On Nov. 6, I took a stand. While millions of Americans were dutifully resetting all their clocks and convincing themselves that they gained an hour, I did nothing. I left my clocks alone.
I got up at the same time the next day as I did the day before. I went to bed at the same time I normally do. Two months later, my clocks—including those on my phone and computer—all remain on daylight saving time.
The only thing that has changed for me is that my morning commute is less crowded. I’m never late to a meeting or a movie. And while I’m enjoying the beauty of dusk on my way home, everyone else has to work for another hour and then commute in the pitch dark.
I’ve half-jokingly told my office mates that this been the most ennobling thing I’ve ever done. I say half-jokingly, because as I think about it, it really is a character-building exercise. It’s what we conservatives like to call “self-governance.”
I’ve taken a stand against arbitrary and capricious federal mandates. Just because the federal government says that we should shift our schedules by one hour twice a year doesn’t mean we have to.
It doesn’t save daylight. It doesn’t save energy. It’s a hassle, pure and simple.
Plus, the terms “daylight saving” time and “standard” time are meaningless today. Thanks to President George W. Bush’s misguided energy bill of 2005, we are now on “standard” time for only one-third of the year. The true standard in this country today is the other eight months of “daylight saving” time.
Last year, Sen. Marco Rubio, R-Fla., pushed a bill that would do what I’m doing right now—make daylight saving time permanent nationwide.

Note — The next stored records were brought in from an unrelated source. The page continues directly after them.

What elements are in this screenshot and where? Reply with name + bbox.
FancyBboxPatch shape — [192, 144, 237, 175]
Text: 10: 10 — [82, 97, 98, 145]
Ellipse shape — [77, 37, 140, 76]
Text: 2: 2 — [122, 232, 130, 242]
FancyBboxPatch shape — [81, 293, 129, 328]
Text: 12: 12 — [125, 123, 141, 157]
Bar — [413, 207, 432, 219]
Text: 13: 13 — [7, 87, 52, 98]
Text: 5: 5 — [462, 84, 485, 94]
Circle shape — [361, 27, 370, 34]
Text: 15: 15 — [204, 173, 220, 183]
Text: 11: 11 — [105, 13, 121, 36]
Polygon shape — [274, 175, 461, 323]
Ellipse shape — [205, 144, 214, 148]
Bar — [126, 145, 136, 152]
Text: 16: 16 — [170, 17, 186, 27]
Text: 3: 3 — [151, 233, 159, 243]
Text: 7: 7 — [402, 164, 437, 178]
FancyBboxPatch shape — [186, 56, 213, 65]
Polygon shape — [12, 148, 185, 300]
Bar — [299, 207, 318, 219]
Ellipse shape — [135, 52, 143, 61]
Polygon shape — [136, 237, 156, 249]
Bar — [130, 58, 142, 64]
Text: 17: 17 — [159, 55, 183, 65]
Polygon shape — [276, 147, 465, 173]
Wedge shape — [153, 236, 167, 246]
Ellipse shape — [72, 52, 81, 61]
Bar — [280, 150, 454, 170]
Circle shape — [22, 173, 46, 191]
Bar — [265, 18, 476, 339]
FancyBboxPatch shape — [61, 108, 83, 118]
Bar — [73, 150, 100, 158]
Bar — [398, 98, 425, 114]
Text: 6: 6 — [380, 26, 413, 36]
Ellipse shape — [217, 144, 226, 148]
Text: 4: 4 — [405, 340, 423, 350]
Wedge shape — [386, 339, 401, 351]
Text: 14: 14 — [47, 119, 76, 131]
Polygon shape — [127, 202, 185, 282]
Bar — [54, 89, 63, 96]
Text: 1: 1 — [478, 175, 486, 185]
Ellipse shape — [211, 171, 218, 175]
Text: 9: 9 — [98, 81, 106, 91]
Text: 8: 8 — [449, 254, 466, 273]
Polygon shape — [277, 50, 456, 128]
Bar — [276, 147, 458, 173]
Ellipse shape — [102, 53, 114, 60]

Even in a country where divisions run so deep, Rubio’s bill passed the Senate by unanimous consent, only to die in the House, where then-Speaker Nancy Pelosi wouldn’t take it up.
In the meantime, 20 states—Alabama, Arkansas, California, Delaware, Florida, Georgia, Idaho, Louisiana, Maine, Massachusetts, Minnesota, Mississippi, Montana, Ohio, Oregon, South Carolina, Tennessee, Utah, Washington, and Wyoming—have expressed their desire to remain on daylight saving time year-round.
The problem is that while federal law allows states to stay on standard time year-round, states aren’t allowed to switch to permanent daylight saving time without a change in federal law.
Personally, I don’t care whether we’re on “standard” or “daylight saving” time. Just pick one time and stick with it.
Switching back and forth each spring and fall isn’t just a waste of time, it’s a known killer. A study in Health Economics found that “springing forward” causes “the suicide rate to rise by 6.25 percent and the death rate from suicide and substance abuse combined to increase by 6.59 percent directly after the time change.”
Another study published in Sleep Medicine found that there was a significant increase in traffic fatalities on the Monday after the switch to daylight saving time and on the Sunday when everyone is switching back to standard time.
The annual switch also correlates with higher rates of heart attacks and workplace injuries.
So, do yourself a favor. Do your health a favor. Do your personal safety a favor. Don’t wait for lawmakers to get around to ridding the nation of this idiotic twice-a-year time-switching ritual.
It’s time to take time into your own hands.